What experimental design considerations are needed for HDGFRP3 knockdown or knockout studies?

When designing HDGFRP3 genetic manipulation experiments:

• CRISPR-Cas9 knockout strategy:

  • Target early exons for complete knockout

  • Use validated sgRNA sequences (see 2.1)

  • Include mCherry or other selection markers for sorting

  • Clone and sequence the targeted region to confirm frameshift mutations

• siRNA knockdown approach:

  • Use at least two independent siRNA sequences to control for off-target effects

  • Optimal transfection with Lipofectamine 3000 or equivalent

  • Confirm knockdown efficiency by Western blot 48-72 hours post-transfection

• Validation methods:

  • Western blotting with HDGFRP3 antibody

  • RT-qPCR for mRNA expression

  • Functional assays relevant to expected phenotypes (e.g., DNA repair efficiency, cell proliferation)

• Controls to include:

  • Wild-type parental cells

  • Cells treated with non-targeting sgRNA/siRNA

  • Rescue experiments with HDGFRP3 cDNA resistant to knockdown

• Phenotypic analysis:

  • DNA damage response (53BP1/γH2AX foci formation)

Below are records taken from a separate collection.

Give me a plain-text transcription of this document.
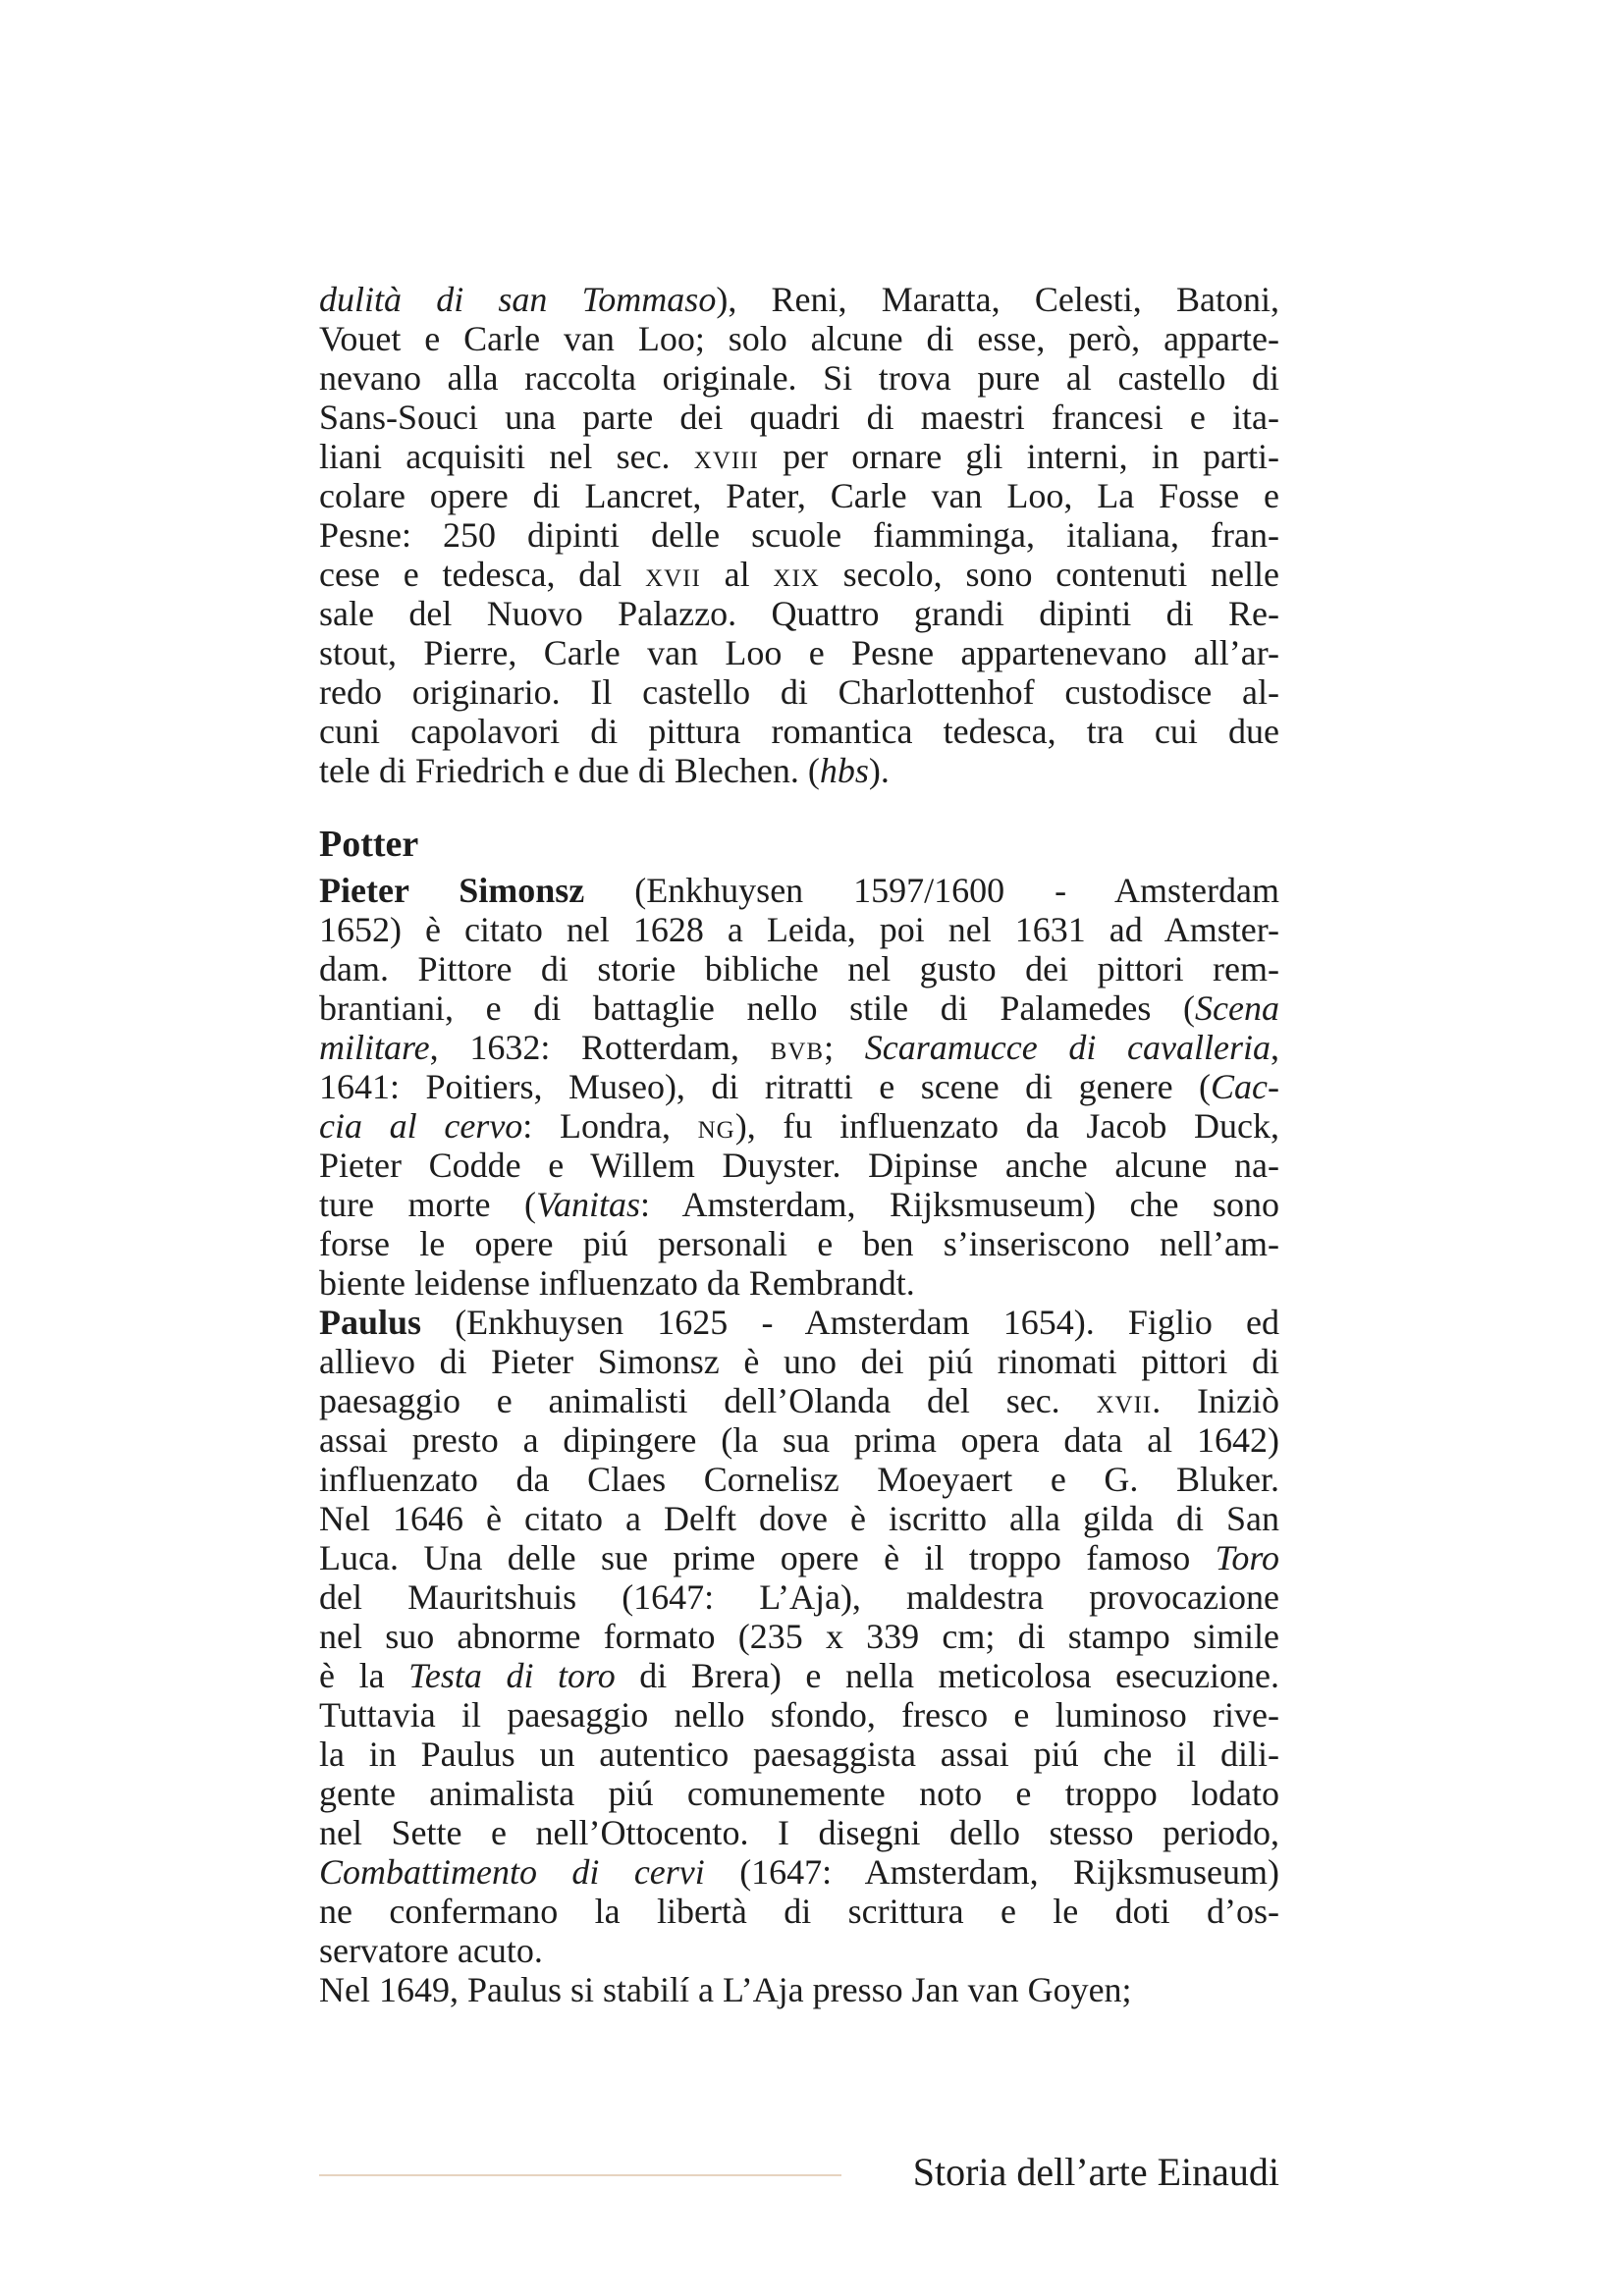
dulità di san Tommaso), Reni, Maratta, Celesti, Batoni,
Vouet e Carle van Loo; solo alcune di esse, però, apparte-
nevano alla raccolta originale. Si trova pure al castello di
Sans-Souci una parte dei quadri di maestri francesi e ita-
liani acquisiti nel sec. xviii per ornare gli interni, in parti-
colare opere di Lancret, Pater, Carle van Loo, La Fosse e
Pesne: 250 dipinti delle scuole fiamminga, italiana, fran-
cese e tedesca, dal xvii al xix secolo, sono contenuti nelle
sale del Nuovo Palazzo. Quattro grandi dipinti di Re-
stout, Pierre, Carle van Loo e Pesne appartenevano all’ar-
redo originario. Il castello di Charlottenhof custodisce al-
cuni capolavori di pittura romantica tedesca, tra cui due
tele di Friedrich e due di Blechen. (hbs).
Potter
Pieter Simonsz (Enkhuysen 1597/1600 - Amsterdam
1652) è citato nel 1628 a Leida, poi nel 1631 ad Amster-
dam. Pittore di storie bibliche nel gusto dei pittori rem-
brantiani, e di battaglie nello stile di Palamedes (Scena
militare, 1632: Rotterdam, bvb; Scaramucce di cavalleria,
1641: Poitiers, Museo), di ritratti e scene di genere (Cac-
cia al cervo: Londra, ng), fu influenzato da Jacob Duck,
Pieter Codde e Willem Duyster. Dipinse anche alcune na-
ture morte (Vanitas: Amsterdam, Rijksmuseum) che sono
forse le opere piú personali e ben s’inseriscono nell’am-
biente leidense influenzato da Rembrandt.
Paulus (Enkhuysen 1625 - Amsterdam 1654). Figlio ed
allievo di Pieter Simonsz è uno dei piú rinomati pittori di
paesaggio e animalisti dell’Olanda del sec. xvii. Iniziò
assai presto a dipingere (la sua prima opera data al 1642)
influenzato da Claes Cornelisz Moeyaert e G. Bluker.
Nel 1646 è citato a Delft dove è iscritto alla gilda di San
Luca. Una delle sue prime opere è il troppo famoso Toro
del Mauritshuis (1647: L’Aja), maldestra provocazione
nel suo abnorme formato (235 x 339 cm; di stampo simile
è la Testa di toro di Brera) e nella meticolosa esecuzione.
Tuttavia il paesaggio nello sfondo, fresco e luminoso rive-
la in Paulus un autentico paesaggista assai piú che il dili-
gente animalista piú comunemente noto e troppo lodato
nel Sette e nell’Ottocento. I disegni dello stesso periodo,
Combattimento di cervi (1647: Amsterdam, Rijksmuseum)
ne confermano la libertà di scrittura e le doti d’os-
servatore acuto.
Nel 1649, Paulus si stabilí a L’Aja presso Jan van Goyen;
Storia dell’arte Einaudi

  • Cell proliferation and survival assays

  • PARP inhibitor sensitivity testing in relevant cell types

How can I perform co-localization studies of HDGFRP3 with DNA damage response proteins?

For investigating HDGFRP3's role in the DNA damage response:

• Combined PLA and immunofluorescence protocol:

  • Prepare cells on slides and induce DNA damage (e.g., ionizing radiation, neocarzinostatin)

  • Incubate with antibody combinations:

    • Anti-rat 53BP1 antibody

    • Anti-rabbit HDGFRP3 antibody

    • Anti-mouse 53BP1 antibody (for PLA)

  • After washing, incubate with appropriate secondary antibody (chicken anti-rat-Alexa Fluor-488) concurrently with PLA probes

  • For γH2AX visualization, use direct conjugation (Alexa-Fluor 488 mouse γH2AX)

• Image acquisition parameters:

  • Confocal microscopy with appropriate filter sets

  • Z-stack acquisition for complete nuclear analysis

  • Time-course imaging after damage induction (0, 1, 6, 24 hours)

• Quantification approaches:

  • Foci counting and co-localization analysis

  • Intensity correlation analysis

  • PLA signal quantification in relation to damage markers

This approach allows simultaneous visualization of protein interactions and localization at DNA damage sites.